Colorado’s third goal of the opening stanza was a MacKinnon special off a power-play rush. The Avs’ leading scorer fired at the Minnesota goal, caught his own rebound, stopped, turned left, and slid the puck diagonally to a hard-charging Artturi Lehkonen. The Finnish winger buried the wrister for a 3-0 lead that should’ve buried the Wild.
Only it didn’t.
Once Minnesota began working the puck from behind Wedgewood’s net, the Avs’ injury-riddled defense started to unravel. The Wild turned a corner scrum on the Avs’ side of the ice into a loose puck in front of Wedgie’s crease, and Minnesota’s Marcus Johansson slipped it past the Avs’ flailing netminder to trim the deficit to 3-1.

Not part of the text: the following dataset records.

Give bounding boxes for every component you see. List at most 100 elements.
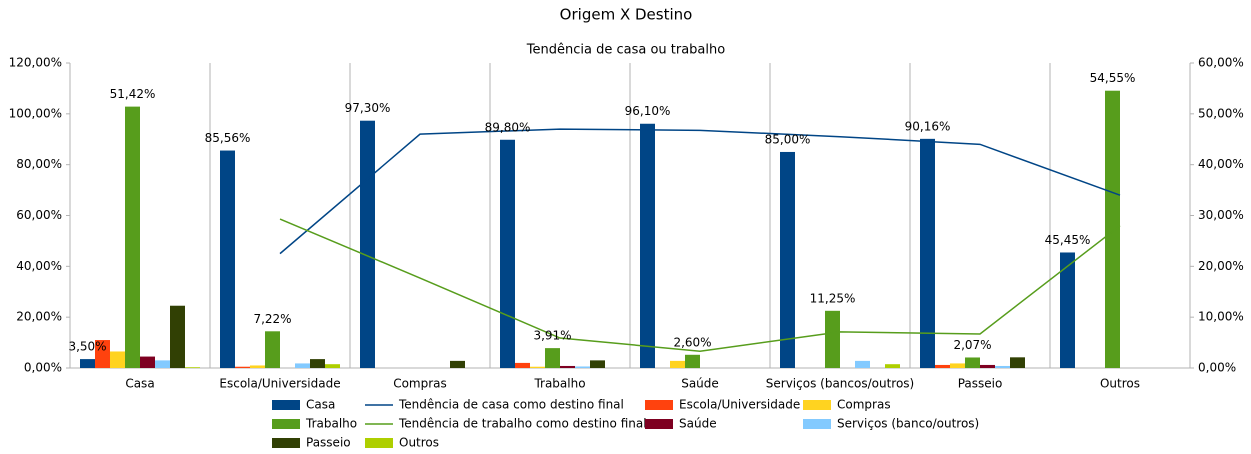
y2-tick-label: 20,00% [1198,259,1244,273]
bar [560,365,575,368]
legend-label: Escola/Universidade [679,398,800,412]
bar [825,310,840,368]
bar [685,354,700,368]
x-tick-label: Outros [1100,377,1140,391]
bar [295,363,310,368]
bar [590,360,605,368]
x-tick-label: Passeio [958,377,1003,391]
bar [530,366,545,368]
bar [950,363,965,368]
data-label: 85,56% [205,131,251,145]
y2-tick-label: 40,00% [1198,157,1244,171]
bar [995,365,1010,368]
y2-tick-label: 0,00% [1198,361,1236,375]
bar [965,357,980,368]
bar [780,151,795,368]
bar [360,120,375,368]
bar [640,123,655,368]
bar [1060,252,1075,368]
legend-swatch [272,400,300,410]
bar [170,305,185,368]
y-tick-label: 120,00% [9,56,62,70]
data-label: 2,07% [953,338,991,352]
bar [110,351,125,368]
bar [95,340,110,368]
y-tick-label: 80,00% [16,157,62,171]
bar [140,356,155,368]
legend-label: Casa [306,398,335,412]
bar [515,362,530,368]
bar [980,364,995,368]
legend-swatch [272,419,300,429]
x-tick-label: Saúde [681,377,719,391]
legend-label: Passeio [306,436,351,450]
legend-label: Tendência de trabalho como destino final [398,417,647,431]
trend-line [279,128,1121,255]
legend-swatch [803,419,831,429]
x-tick-label: Serviços (bancos/outros) [766,377,914,391]
bar [885,364,900,368]
bar [185,367,200,368]
chart-title: Origem X Destino [560,6,693,24]
data-label: 90,16% [905,119,951,133]
data-label: 7,22% [253,312,291,326]
trend-line [279,218,1121,352]
y-tick-label: 40,00% [16,259,62,273]
chart-subtitle: Tendência de casa ou trabalho [526,43,725,58]
y-tick-label: 0,00% [24,361,62,375]
bar [125,106,140,369]
bar [265,331,280,368]
bar [920,138,935,368]
bar [575,366,590,368]
legend-swatch [365,438,393,448]
legend-label: Tendência de casa como destino final [398,398,624,412]
bar [500,139,515,368]
bar [220,150,235,368]
data-label: 97,30% [345,101,391,115]
legend-swatch [803,400,831,410]
bar [855,360,870,368]
bar [310,359,325,368]
x-tick-label: Trabalho [533,377,585,391]
x-tick-label: Casa [125,377,154,391]
legend-label: Serviços (banco/outros) [837,417,979,431]
legend-label: Outros [399,436,439,450]
legend-swatch [645,419,673,429]
bar [155,360,170,368]
x-tick-label: Escola/Universidade [219,377,340,391]
y2-tick-label: 30,00% [1198,208,1244,222]
y-tick-label: 100,00% [9,106,62,120]
bar [935,364,950,368]
bar [1010,357,1025,368]
data-label: 51,42% [110,87,156,101]
y2-tick-label: 50,00% [1198,106,1244,120]
y-tick-label: 60,00% [16,208,62,222]
data-label: 54,55% [1090,71,1136,85]
bar [325,364,340,368]
legend-label: Compras [837,398,891,412]
bar [1105,90,1120,369]
data-label: 3,91% [533,329,571,343]
bar [80,359,95,368]
bar [545,348,560,368]
legend-swatch [272,438,300,448]
data-label: 3,50% [68,340,106,354]
data-label: 89,80% [485,120,531,134]
bar [235,366,250,368]
data-label: 96,10% [625,104,671,118]
data-label: 45,45% [1045,233,1091,247]
legend-swatch [645,400,673,410]
y2-tick-label: 60,00% [1198,56,1244,70]
data-label: 2,60% [673,335,711,349]
y2-tick-label: 10,00% [1198,310,1244,324]
legend-label: Trabalho [305,417,357,431]
data-label: 11,25% [810,291,856,305]
data-label: 85,00% [765,132,811,146]
legend-label: Saúde [679,417,717,431]
y-tick-label: 20,00% [16,310,62,324]
x-tick-label: Compras [393,377,447,391]
bar [670,360,685,368]
bar [250,365,265,368]
bar [450,360,465,368]
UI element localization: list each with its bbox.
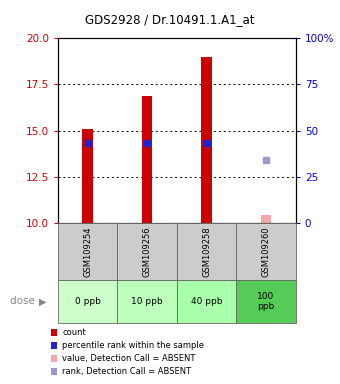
Text: GSM109256: GSM109256 <box>142 226 152 277</box>
Bar <box>236 223 296 280</box>
Bar <box>117 280 177 323</box>
Bar <box>177 223 236 280</box>
Bar <box>201 57 212 223</box>
Bar <box>58 280 117 323</box>
Text: dose: dose <box>10 296 38 306</box>
Bar <box>236 280 296 323</box>
Bar <box>58 223 117 280</box>
Bar <box>142 96 152 223</box>
Text: GSM109260: GSM109260 <box>261 226 271 277</box>
Bar <box>177 280 236 323</box>
Text: 0 ppb: 0 ppb <box>74 297 101 306</box>
Text: GDS2928 / Dr.10491.1.A1_at: GDS2928 / Dr.10491.1.A1_at <box>85 13 255 26</box>
Text: 100
ppb: 100 ppb <box>257 292 275 311</box>
Text: GSM109254: GSM109254 <box>83 226 92 277</box>
Bar <box>261 215 271 223</box>
Bar <box>117 223 177 280</box>
Text: count: count <box>62 328 86 337</box>
Text: 10 ppb: 10 ppb <box>131 297 163 306</box>
Text: percentile rank within the sample: percentile rank within the sample <box>62 341 204 350</box>
Text: 40 ppb: 40 ppb <box>191 297 222 306</box>
Text: ▶: ▶ <box>39 296 47 306</box>
Bar <box>82 129 93 223</box>
Text: GSM109258: GSM109258 <box>202 226 211 277</box>
Text: rank, Detection Call = ABSENT: rank, Detection Call = ABSENT <box>62 367 191 376</box>
Text: value, Detection Call = ABSENT: value, Detection Call = ABSENT <box>62 354 195 363</box>
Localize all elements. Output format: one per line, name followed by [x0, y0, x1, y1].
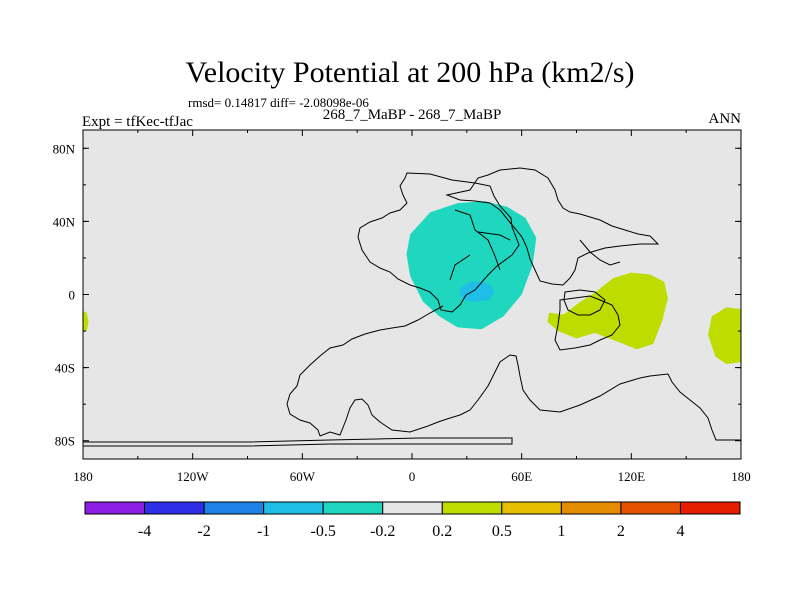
experiment-label: Expt = tfKec-tfJac [82, 114, 193, 130]
coastline-interior-lines [449, 209, 621, 281]
axis-tick-labels: 180 120W 60W 0 60E 120E 180 80N 40N 0 40S 80S [53, 141, 751, 484]
colorbar-label-2: -1 [257, 523, 270, 540]
y-tick-label-4: 80S [55, 434, 75, 449]
colorbar-swatch-3 [263, 501, 324, 515]
colorbar-swatch-2 [203, 501, 265, 515]
colorbar-label-5: 0.2 [432, 523, 452, 540]
colorbar-swatch-7 [501, 501, 562, 515]
colorbar-label-9: 4 [676, 523, 684, 540]
x-tick-label-1: 120W [177, 469, 210, 484]
contour-region-0 [406, 201, 537, 330]
chart-title: Velocity Potential at 200 hPa (km2/s) [185, 56, 634, 89]
contour-region-2 [547, 272, 668, 350]
colorbar-label-1: -2 [197, 523, 210, 540]
colorbar-label-7: 1 [557, 523, 565, 540]
coastline-southern-continent [319, 354, 741, 441]
axis-ticks [82, 130, 742, 459]
colorbar-swatch-4 [322, 501, 384, 515]
colorbar-swatch-8 [560, 501, 622, 515]
subtitle-label: 268_7_MaBP - 268_7_MaBP [323, 107, 502, 123]
y-tick-label-1: 40N [53, 214, 76, 229]
colorbar-swatch-6 [441, 501, 503, 515]
colorbar-label-4: -0.2 [370, 523, 395, 540]
y-tick-label-3: 40S [55, 361, 75, 376]
coastline-maritime-islands [554, 295, 621, 351]
colorbar-swatch-9 [620, 501, 681, 515]
x-tick-label-3: 0 [409, 469, 416, 484]
coastline-americas-eurasia [357, 172, 520, 313]
contour-region-4 [83, 311, 89, 332]
x-tick-label-2: 60W [290, 469, 316, 484]
coastline-outlines [83, 167, 741, 447]
contour-regions [83, 201, 741, 364]
x-tick-label-6: 180 [731, 469, 751, 484]
colorbar-label-6: 0.5 [492, 523, 512, 540]
colorbar-swatch-5 [382, 501, 443, 515]
stats-label: rmsd= 0.14817 diff= -2.08098e-06 [188, 95, 369, 110]
colorbar-swatch-1 [144, 501, 205, 515]
colorbar-label-8: 2 [617, 523, 625, 540]
colorbar-label-0: -4 [138, 523, 151, 540]
colorbar-label-3: -0.5 [311, 523, 336, 540]
coastline-antarctic-edge [83, 437, 513, 447]
coastline-maritime-inner [563, 289, 606, 316]
contour-region-3 [708, 307, 741, 364]
coastline-africa-south-america [286, 305, 444, 437]
colorbar-swatch-10 [679, 501, 741, 515]
colorbar [84, 501, 741, 515]
contour-region-1 [459, 281, 495, 302]
y-tick-label-0: 80N [53, 141, 76, 156]
x-tick-label-5: 120E [618, 469, 646, 484]
colorbar-swatch-0 [84, 501, 146, 515]
coastline-northern-landmass [445, 167, 660, 286]
y-tick-label-2: 0 [69, 288, 76, 303]
x-tick-label-0: 180 [73, 469, 93, 484]
x-tick-label-4: 60E [511, 469, 532, 484]
season-label: ANN [709, 111, 742, 127]
colorbar-labels: -4 -2 -1 -0.5 -0.2 0.2 0.5 1 2 4 [138, 523, 685, 540]
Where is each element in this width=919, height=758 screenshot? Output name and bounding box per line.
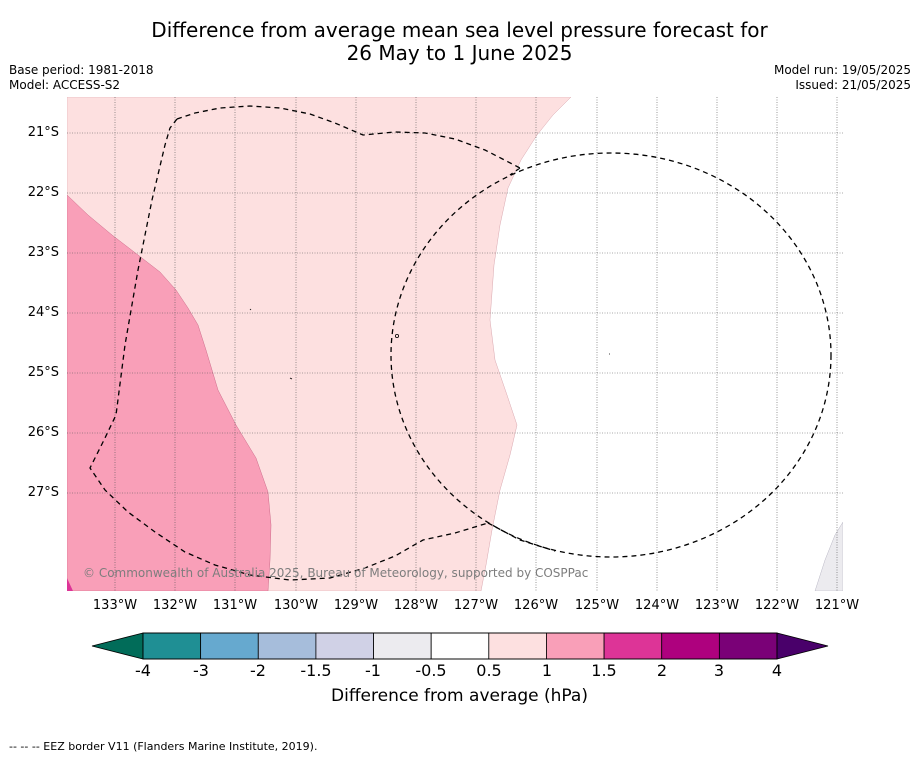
lat-label: 25°S <box>27 365 59 380</box>
colorbar-under-arrow <box>91 632 144 660</box>
region-1.5-to-2 <box>67 578 73 591</box>
colorbar-tick-label: 4 <box>771 661 783 680</box>
colorbar-segment <box>373 632 432 660</box>
colorbar-tick-label: -2 <box>250 661 266 680</box>
map-title-line1: Difference from average mean sea level p… <box>151 18 768 42</box>
colorbar-segment <box>257 632 317 660</box>
colorbar-segment <box>661 632 720 660</box>
colorbar-tick-label: -1.5 <box>300 661 332 680</box>
colorbar-segment <box>315 632 374 660</box>
colorbar-segment <box>142 632 202 660</box>
eez-legend-text: -- -- -- EEZ border V11 (Flanders Marine… <box>9 740 318 753</box>
colorbar-over-arrow <box>776 632 829 660</box>
lon-label: 133°W <box>92 598 138 613</box>
colorbar-tick-label: 2 <box>656 661 668 680</box>
base-period-text: Base period: 1981-2018 <box>9 63 154 77</box>
lon-label: 125°W <box>574 598 620 613</box>
colorbar-segment <box>546 632 605 660</box>
lat-label: 22°S <box>27 185 59 200</box>
lon-label: 126°W <box>513 598 559 613</box>
colorbar-tick-label: -3 <box>193 661 209 680</box>
colorbar-tick-label: -1 <box>365 661 381 680</box>
eez-border-east <box>390 152 832 558</box>
lat-label: 23°S <box>27 245 59 260</box>
model-text: Model: ACCESS-S2 <box>9 78 121 92</box>
island-markers <box>249 308 610 380</box>
colorbar-outline <box>142 632 778 660</box>
colorbar-segment <box>718 632 778 660</box>
lat-label: 26°S <box>27 425 59 440</box>
colorbar-segment <box>430 632 490 660</box>
colorbar-segments <box>142 632 778 660</box>
lon-label: 121°W <box>814 598 860 613</box>
lon-label: 123°W <box>694 598 740 613</box>
eez-border-west <box>89 105 521 581</box>
copyright-text: © Commonwealth of Australia 2025, Bureau… <box>83 566 589 580</box>
colorbar-tick-label: -4 <box>135 661 151 680</box>
lat-label: 21°S <box>27 125 59 140</box>
lat-label: 27°S <box>27 485 59 500</box>
graticule <box>67 97 843 591</box>
colorbar-tick-label: 1 <box>541 661 553 680</box>
issued-text: Issued: 21/05/2025 <box>795 78 911 92</box>
lon-label: 130°W <box>273 598 319 613</box>
region-1-to-1.5 <box>67 194 272 591</box>
model-run-text: Model run: 19/05/2025 <box>773 63 911 77</box>
colorbar-segment <box>603 632 663 660</box>
lon-label: 124°W <box>634 598 680 613</box>
colorbar-label: Difference from average (hPa) <box>331 686 588 706</box>
colorbar-segment <box>488 632 547 660</box>
colorbar <box>91 632 829 660</box>
lon-label: 132°W <box>152 598 198 613</box>
lat-label: 24°S <box>27 305 59 320</box>
lon-label: 127°W <box>453 598 499 613</box>
lon-label: 129°W <box>333 598 379 613</box>
colorbar-tick-label: -0.5 <box>415 661 447 680</box>
region-minus1-to-minus0.5 <box>814 521 843 591</box>
colorbar-tick-label: 1.5 <box>591 661 617 680</box>
lon-label: 122°W <box>754 598 800 613</box>
eez-border-connector <box>487 522 556 552</box>
map-title-line2: 26 May to 1 June 2025 <box>346 41 573 65</box>
lon-label: 128°W <box>393 598 439 613</box>
lon-label: 131°W <box>212 598 258 613</box>
colorbar-tick-label: 0.5 <box>476 661 502 680</box>
colorbar-segment <box>200 632 259 660</box>
map-panel <box>67 97 843 591</box>
colorbar-tick-label: 3 <box>713 661 725 680</box>
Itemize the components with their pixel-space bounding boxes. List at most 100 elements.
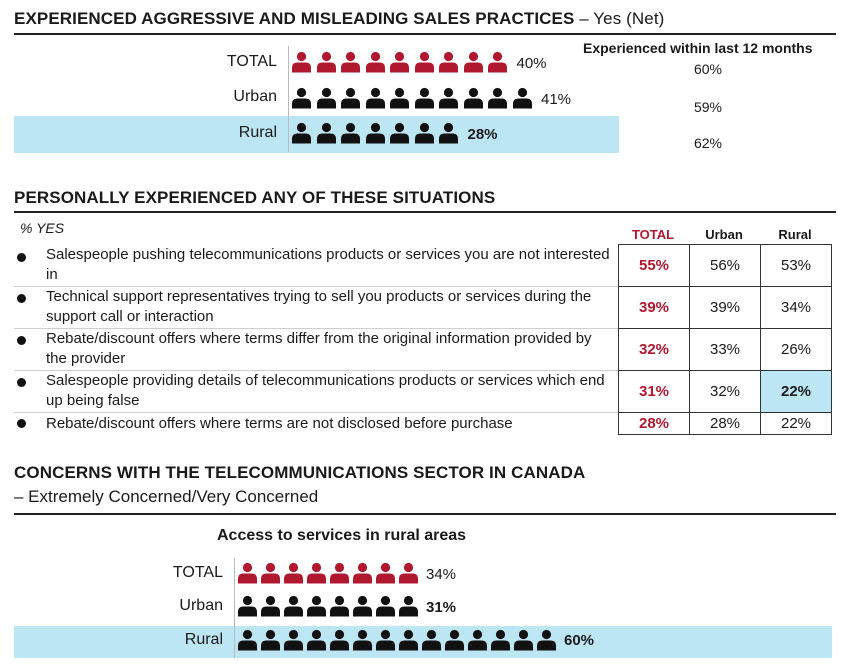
person-icon [444,629,465,651]
cell-rural-2: 34% [760,286,832,329]
cell-urban-1: 56% [689,244,761,287]
person-icon [513,629,534,651]
s1-icons-total [291,51,512,73]
section2-title: PERSONALLY EXPERIENCED ANY OF THESE SITU… [14,188,496,207]
chart3-title: Access to services in rural areas [217,527,467,544]
person-icon [438,51,459,73]
person-icon [316,51,337,73]
row-divider [14,370,618,371]
cell-rural-3: 26% [760,328,832,371]
section1-rural-highlight [14,116,619,153]
cell-urban-4: 32% [689,370,761,413]
person-icon [306,629,327,651]
cell-total-4: 31% [618,370,690,413]
person-icon [352,595,373,617]
cell-urban-5: 28% [689,412,761,435]
person-icon [463,87,484,109]
col-header-total: TOTAL [631,227,675,242]
section1-rule [14,33,836,35]
side-header: Experienced within last 12 months [583,40,813,56]
s1-label-total: TOTAL [226,53,277,70]
section3-rural-highlight [14,626,832,658]
person-icon [490,629,511,651]
section3-axis [234,558,235,658]
person-icon [237,629,258,651]
person-icon [291,87,312,109]
person-icon [375,562,396,584]
person-icon [291,122,312,144]
s1-value-urban: 41% [541,91,572,108]
section3-subtitle: – Extremely Concerned/Very Concerned [14,487,319,506]
cell-urban-3: 33% [689,328,761,371]
person-icon [467,629,488,651]
person-icon [365,87,386,109]
person-icon [365,51,386,73]
person-icon [260,562,281,584]
side-value-rural: 62% [693,135,723,151]
person-icon [340,51,361,73]
row-divider [14,286,618,287]
person-icon [260,595,281,617]
s1-value-rural: 28% [467,126,498,143]
row-divider [14,412,618,413]
table-row: 28% 28% 22% [618,412,832,435]
person-icon [414,87,435,109]
s3-value-urban: 31% [426,599,457,616]
s1-label-rural: Rural [238,124,277,141]
person-icon [375,629,396,651]
person-icon [352,629,373,651]
bullet [17,253,26,262]
s3-icons-urban [237,595,421,617]
person-icon [237,562,258,584]
person-icon [438,87,459,109]
s3-icons-total [237,562,421,584]
person-icon [389,122,410,144]
person-icon [414,122,435,144]
bullet [17,378,26,387]
person-icon [306,562,327,584]
person-icon [329,595,350,617]
row-text-1: Salespeople pushing telecommunications p… [46,246,610,283]
s1-value-total: 40% [516,55,547,72]
table-row: 31% 32% 22% [618,370,832,413]
cell-total-1: 55% [618,244,690,287]
person-icon [237,595,258,617]
person-icon [365,122,386,144]
row-text-2: Technical support representatives trying… [46,288,592,325]
table-row: 32% 33% 26% [618,328,832,371]
results-table: 55% 56% 53% 39% 39% 34% 32% 33% 26% 31% … [618,244,832,435]
row-divider [14,328,618,329]
table-row: 39% 39% 34% [618,286,832,329]
cell-rural-5: 22% [760,412,832,435]
person-icon [329,562,350,584]
cell-rural-4-highlight: 22% [760,370,832,413]
s3-value-rural: 60% [564,632,595,649]
person-icon [316,87,337,109]
person-icon [398,595,419,617]
person-icon [283,629,304,651]
cell-urban-2: 39% [689,286,761,329]
cell-total-2: 39% [618,286,690,329]
row-text-5: Rebate/discount offers where terms are n… [46,415,513,432]
row-text-4: Salespeople providing details of telecom… [46,372,605,409]
section2-rule [14,211,836,213]
person-icon [291,51,312,73]
side-value-total: 60% [693,61,723,77]
col-header-rural: Rural [778,227,812,242]
person-icon [316,122,337,144]
table-row: 55% 56% 53% [618,244,832,287]
person-icon [421,629,442,651]
person-icon [283,595,304,617]
cell-total-3: 32% [618,328,690,371]
person-icon [414,51,435,73]
person-icon [340,87,361,109]
person-icon [389,51,410,73]
bullet [17,294,26,303]
section3-rule [14,513,836,515]
cell-rural-1: 53% [760,244,832,287]
person-icon [283,562,304,584]
person-icon [487,87,508,109]
person-icon [352,562,373,584]
col-header-urban: Urban [705,227,743,242]
person-icon [340,122,361,144]
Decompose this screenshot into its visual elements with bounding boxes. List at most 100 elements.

With 4 minutes left in the first period, Hughes played keepaway behind the Colorado net from a defending Brock Nelson. Hughed backhanded the biscuit to a wide-open Ryan Hartman in the crease, whose point-blank shot trickled under Wedgewood to make it 3-2.
“Yeah, it’s not fun when you kind of tweak something,” Makar said later. “But, again, it happens. You’ve got to be ready for it. So I had to check a couple things out and make sure it was good to go. Yeah, it felt good.”
It only hurts when he laughs. At this time of year, better to do it last.